Флаг со свастикой колышется на крыше киоска. Пауле стоит к нему спиной, руки в карманах мундира.
– Отто был коммунистом, – добавляет Филипп, – вышел на улицу купить мяса и исчез. Никто не знает, что случилось. Всякие слухи носятся по переулкам. Есть такие, кто видел его произносящим речь. Вдруг – пуля. И все. Есть такие, которые видели, как его уводили штурмовики к закрытой машине. Есть такие, что видели, как Ганс Папир выхватил пистолет и застрелил его. Но никто ничего точно не знает. С момента его исчезновения эти две женщины ходят по переулку, жена Отто и старуха – мать Хейни.
– Но они же в опасности! Их жизни грозит опасность! – Гейнц открывает окно и сгибается над головой старухи, словно собирается прыгнуть, если кто-то набросится на нее.
– Оставь, Гейнц. Мы ничем ей помочь не можем. Во всяком случае, не мы. – Филипп пытается закрыть окно, но Гейнц не дает ему это сделать.

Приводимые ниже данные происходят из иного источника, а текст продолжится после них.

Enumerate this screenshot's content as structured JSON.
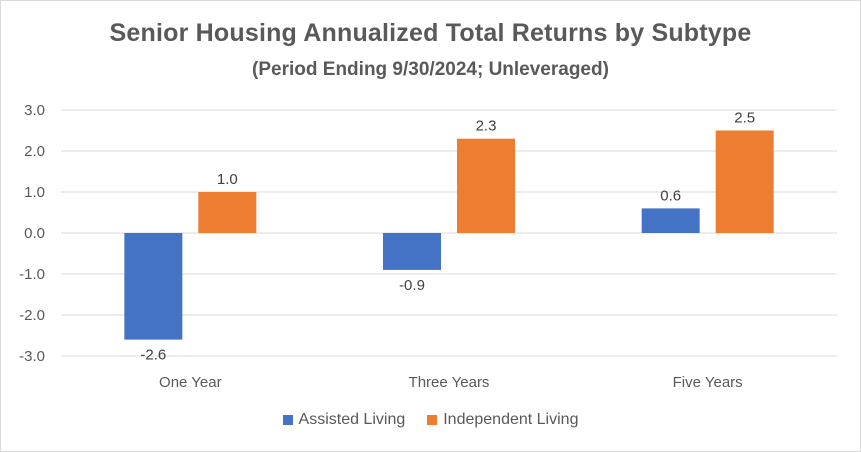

Мать Хейни ударяет палкой по вывеске, и каждый ее удар, как сигнал тревоги, заглушающий все остальные голоса. Из толпы выходит долговязый Эгон в мундире штурмовика и горбун в превосходном пальто, украшенном свастикой. Они переходят веревочное ограждение, поднимаются по ступеням на пьедестал и становятся смирно рядом с флагом. Эгон жует жвачку, горбун курит толстую сигару. Из-за спины старухи выдвигается большая костлявая Мина. Ребенка выставляет перед матерью, как бы пытаясь малюткой защитить старуху. Липа над их головами недвижна. Красный фонарь подрагивает, и мать говорит:
– Вы думаете, что народ пославший на смерть своих лучших сыновей и не ответит за это? Чистейших и честнейших вы швырнули в ямы могил... Сыновей ваших и внуков швырнули в ямы. И не спасутся оттуда поколения за поколением безвинных сыновей из-за вашего большого греха. Голос их чистых убиенных душ вопиет в пространстве нашей страны! И вопли эти не замолкнут – ни в ваших ушах, ни в ушах ваших сыновей и внуков. Придет день, и небеса очистятся над всем миром, и только над в Германией будет продолжать сгущаться тьма. Вы дали бандитам осквернить воздух нашей страны. И скверной дышите не только вы, а сыновья ваши и внуки будут продолжать ее вдыхать в легкие.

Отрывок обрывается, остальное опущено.